Speaker
Description
Fog reduces visibility, causing delays in transportation by land, sea and air. It is also a safety hazard that results in accidents and sometimes even death. Like cloud droplets, fog droplets form on cloud condensation nuclei, existing aerosol particles in the atmosphere that have the ability to activate into droplets. As such, fog droplets provide a unique, in situ method of studying the process of aerosol activation. The interactions between aerosols and water vapour can determine the formation and persistence of fog, which makes fog forecasting challenging. Current parameterizations within models suffer notably from unresolved microphysical problems such as neglecting droplet concentration, which leads to large errors in droplet density predictions and therefore visibility.

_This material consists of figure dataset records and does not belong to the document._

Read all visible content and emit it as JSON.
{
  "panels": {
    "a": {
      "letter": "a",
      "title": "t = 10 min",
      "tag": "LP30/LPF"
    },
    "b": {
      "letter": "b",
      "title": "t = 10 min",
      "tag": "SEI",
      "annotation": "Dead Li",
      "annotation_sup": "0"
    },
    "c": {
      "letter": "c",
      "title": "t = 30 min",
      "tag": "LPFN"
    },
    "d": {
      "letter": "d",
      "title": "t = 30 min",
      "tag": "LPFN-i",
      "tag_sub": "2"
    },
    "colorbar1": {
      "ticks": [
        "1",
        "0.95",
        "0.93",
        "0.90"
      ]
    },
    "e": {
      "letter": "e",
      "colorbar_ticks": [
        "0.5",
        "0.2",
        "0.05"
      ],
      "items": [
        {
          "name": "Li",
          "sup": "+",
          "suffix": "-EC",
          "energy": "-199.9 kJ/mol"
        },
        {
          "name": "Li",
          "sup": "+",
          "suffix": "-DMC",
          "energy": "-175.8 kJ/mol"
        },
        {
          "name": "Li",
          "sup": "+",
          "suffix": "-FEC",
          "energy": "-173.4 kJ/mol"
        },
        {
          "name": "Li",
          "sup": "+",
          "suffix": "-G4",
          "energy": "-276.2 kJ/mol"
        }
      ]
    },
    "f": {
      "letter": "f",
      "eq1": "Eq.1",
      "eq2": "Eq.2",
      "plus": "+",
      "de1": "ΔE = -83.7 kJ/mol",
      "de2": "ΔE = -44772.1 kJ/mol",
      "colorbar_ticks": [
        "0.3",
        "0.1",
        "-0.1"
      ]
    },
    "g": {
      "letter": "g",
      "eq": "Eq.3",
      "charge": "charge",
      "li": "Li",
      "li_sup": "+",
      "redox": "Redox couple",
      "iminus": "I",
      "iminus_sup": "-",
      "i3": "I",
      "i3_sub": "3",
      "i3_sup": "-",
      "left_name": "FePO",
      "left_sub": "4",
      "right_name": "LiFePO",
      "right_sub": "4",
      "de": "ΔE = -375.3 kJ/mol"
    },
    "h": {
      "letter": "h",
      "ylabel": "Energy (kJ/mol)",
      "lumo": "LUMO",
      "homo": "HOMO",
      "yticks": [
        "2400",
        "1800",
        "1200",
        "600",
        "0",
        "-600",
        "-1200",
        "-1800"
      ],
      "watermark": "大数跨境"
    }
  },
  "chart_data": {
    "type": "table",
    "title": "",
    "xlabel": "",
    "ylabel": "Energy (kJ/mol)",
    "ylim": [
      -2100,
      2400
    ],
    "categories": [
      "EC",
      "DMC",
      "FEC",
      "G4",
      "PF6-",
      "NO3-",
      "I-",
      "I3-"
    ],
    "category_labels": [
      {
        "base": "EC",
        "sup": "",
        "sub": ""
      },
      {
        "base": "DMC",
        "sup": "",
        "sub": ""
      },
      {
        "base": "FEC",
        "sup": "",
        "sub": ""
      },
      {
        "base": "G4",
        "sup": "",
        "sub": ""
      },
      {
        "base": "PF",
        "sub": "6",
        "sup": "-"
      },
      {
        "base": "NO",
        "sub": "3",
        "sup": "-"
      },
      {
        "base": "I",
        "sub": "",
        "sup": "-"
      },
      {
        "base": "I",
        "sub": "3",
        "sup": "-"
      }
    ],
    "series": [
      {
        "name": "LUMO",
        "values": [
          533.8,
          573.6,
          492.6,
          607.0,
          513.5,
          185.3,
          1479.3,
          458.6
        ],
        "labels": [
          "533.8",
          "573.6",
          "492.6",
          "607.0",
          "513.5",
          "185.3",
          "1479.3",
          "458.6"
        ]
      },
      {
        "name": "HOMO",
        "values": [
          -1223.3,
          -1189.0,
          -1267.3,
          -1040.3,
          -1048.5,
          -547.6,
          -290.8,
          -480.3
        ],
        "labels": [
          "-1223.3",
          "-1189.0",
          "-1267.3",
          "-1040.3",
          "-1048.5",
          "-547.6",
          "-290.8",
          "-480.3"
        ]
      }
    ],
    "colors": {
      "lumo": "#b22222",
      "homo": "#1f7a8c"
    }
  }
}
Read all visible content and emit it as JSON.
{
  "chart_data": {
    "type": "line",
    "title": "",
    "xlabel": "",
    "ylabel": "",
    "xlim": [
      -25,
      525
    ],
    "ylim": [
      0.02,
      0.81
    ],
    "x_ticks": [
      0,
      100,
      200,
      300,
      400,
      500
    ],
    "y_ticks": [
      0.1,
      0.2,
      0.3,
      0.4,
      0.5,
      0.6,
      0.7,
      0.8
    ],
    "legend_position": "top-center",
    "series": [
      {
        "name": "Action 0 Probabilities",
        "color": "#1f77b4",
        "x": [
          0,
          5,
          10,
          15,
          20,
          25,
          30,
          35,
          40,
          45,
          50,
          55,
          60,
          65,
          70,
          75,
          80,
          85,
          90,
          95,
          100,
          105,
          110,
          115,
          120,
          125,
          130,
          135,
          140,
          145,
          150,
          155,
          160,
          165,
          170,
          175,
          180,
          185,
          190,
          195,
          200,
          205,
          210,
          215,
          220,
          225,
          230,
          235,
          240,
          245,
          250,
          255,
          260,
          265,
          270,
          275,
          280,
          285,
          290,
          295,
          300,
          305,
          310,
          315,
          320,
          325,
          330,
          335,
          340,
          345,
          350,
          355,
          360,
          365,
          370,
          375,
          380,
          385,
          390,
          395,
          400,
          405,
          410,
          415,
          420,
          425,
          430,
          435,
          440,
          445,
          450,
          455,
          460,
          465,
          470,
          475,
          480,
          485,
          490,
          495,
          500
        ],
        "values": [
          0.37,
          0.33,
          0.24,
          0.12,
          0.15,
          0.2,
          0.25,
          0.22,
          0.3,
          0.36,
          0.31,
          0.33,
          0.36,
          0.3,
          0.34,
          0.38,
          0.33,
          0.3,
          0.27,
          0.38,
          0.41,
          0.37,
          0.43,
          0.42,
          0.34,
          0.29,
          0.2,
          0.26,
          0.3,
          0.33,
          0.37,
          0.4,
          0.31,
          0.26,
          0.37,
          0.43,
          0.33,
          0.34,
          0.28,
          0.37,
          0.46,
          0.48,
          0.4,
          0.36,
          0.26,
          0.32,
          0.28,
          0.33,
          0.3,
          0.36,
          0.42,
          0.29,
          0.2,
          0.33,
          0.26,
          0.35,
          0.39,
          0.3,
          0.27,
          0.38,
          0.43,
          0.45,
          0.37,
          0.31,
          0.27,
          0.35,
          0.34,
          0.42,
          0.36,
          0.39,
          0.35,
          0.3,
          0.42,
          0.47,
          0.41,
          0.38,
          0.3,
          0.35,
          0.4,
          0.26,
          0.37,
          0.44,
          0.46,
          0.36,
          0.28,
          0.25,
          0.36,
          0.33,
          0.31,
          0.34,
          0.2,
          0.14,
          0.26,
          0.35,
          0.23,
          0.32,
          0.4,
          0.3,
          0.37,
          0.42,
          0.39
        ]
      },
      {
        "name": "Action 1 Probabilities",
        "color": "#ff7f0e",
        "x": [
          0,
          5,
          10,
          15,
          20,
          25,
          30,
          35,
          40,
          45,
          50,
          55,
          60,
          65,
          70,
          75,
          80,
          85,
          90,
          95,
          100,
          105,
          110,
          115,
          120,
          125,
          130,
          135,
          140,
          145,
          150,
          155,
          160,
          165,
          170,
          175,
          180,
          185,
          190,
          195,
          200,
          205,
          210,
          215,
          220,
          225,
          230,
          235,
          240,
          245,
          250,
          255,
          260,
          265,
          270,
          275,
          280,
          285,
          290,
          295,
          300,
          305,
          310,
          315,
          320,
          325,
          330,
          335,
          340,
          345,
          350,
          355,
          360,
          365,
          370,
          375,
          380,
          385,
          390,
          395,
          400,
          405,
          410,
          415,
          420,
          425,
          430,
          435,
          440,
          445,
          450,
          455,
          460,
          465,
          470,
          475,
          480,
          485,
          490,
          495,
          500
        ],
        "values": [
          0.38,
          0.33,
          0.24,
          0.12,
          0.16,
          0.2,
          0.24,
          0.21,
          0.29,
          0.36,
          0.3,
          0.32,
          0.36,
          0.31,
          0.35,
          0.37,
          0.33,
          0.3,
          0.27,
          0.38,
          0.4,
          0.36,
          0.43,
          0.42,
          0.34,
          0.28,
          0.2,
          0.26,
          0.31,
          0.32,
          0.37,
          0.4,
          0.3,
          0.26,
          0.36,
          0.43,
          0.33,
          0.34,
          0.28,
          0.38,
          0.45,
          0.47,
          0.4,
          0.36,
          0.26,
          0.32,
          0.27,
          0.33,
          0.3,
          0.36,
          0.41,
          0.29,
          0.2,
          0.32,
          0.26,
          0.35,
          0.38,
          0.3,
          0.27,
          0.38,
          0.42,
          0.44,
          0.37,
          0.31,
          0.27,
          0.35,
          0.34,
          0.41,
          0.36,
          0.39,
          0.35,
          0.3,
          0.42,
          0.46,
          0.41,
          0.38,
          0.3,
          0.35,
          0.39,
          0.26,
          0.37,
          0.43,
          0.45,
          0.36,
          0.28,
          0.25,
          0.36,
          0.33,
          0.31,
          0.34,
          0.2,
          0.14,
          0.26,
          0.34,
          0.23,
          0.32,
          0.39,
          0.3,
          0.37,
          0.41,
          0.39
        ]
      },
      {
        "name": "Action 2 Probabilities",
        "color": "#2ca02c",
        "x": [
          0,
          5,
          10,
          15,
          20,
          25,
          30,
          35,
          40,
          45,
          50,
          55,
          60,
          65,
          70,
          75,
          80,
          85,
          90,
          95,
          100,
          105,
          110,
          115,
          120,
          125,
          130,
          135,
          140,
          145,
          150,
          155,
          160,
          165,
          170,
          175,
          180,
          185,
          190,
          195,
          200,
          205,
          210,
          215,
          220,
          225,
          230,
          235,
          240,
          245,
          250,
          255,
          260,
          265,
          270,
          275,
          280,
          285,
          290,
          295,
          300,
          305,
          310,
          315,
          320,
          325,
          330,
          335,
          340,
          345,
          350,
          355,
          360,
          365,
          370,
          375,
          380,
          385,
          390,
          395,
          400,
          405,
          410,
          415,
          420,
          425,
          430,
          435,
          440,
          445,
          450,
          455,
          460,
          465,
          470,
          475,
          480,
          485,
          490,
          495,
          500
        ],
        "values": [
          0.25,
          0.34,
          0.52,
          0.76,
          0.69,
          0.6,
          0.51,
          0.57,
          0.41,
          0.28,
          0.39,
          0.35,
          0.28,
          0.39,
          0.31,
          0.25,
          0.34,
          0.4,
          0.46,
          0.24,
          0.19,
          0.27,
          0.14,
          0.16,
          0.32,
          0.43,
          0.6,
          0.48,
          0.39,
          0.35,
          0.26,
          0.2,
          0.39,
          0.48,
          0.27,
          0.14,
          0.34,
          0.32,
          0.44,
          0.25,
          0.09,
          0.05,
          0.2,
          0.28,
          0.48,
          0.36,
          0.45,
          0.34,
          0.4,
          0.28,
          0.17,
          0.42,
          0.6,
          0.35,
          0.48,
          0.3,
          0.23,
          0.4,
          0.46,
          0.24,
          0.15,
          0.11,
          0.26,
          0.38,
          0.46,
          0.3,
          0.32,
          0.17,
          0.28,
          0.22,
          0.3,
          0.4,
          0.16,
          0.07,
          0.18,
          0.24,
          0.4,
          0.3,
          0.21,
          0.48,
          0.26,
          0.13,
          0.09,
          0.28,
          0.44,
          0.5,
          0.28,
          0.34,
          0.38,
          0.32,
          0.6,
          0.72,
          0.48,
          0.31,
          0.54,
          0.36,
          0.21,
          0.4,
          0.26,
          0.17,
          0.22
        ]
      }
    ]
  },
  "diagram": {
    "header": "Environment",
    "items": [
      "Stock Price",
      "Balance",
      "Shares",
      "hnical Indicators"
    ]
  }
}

This study presents results from fog studies conducted on the eastern coast of Canada in Nova Scotia. Observations of aerosol size distributions and chemical composition were conducted using a ground-based counter flow virtual impactor, which allowed the droplet residuals to be measured directly. Fog droplet size distributions, visibility and other meteorological variables were also measured at the same time. Aerosol and droplet microphysical parameters will be presented including the influence of air mass history. Preliminary results show that aerosol growth may be contributing to the dissipation of fog under some conditions, suggesting that despite the importance of atmospheric dynamics on fog formation and dissipation, aerosols can also play an important role in the life cycle of fog.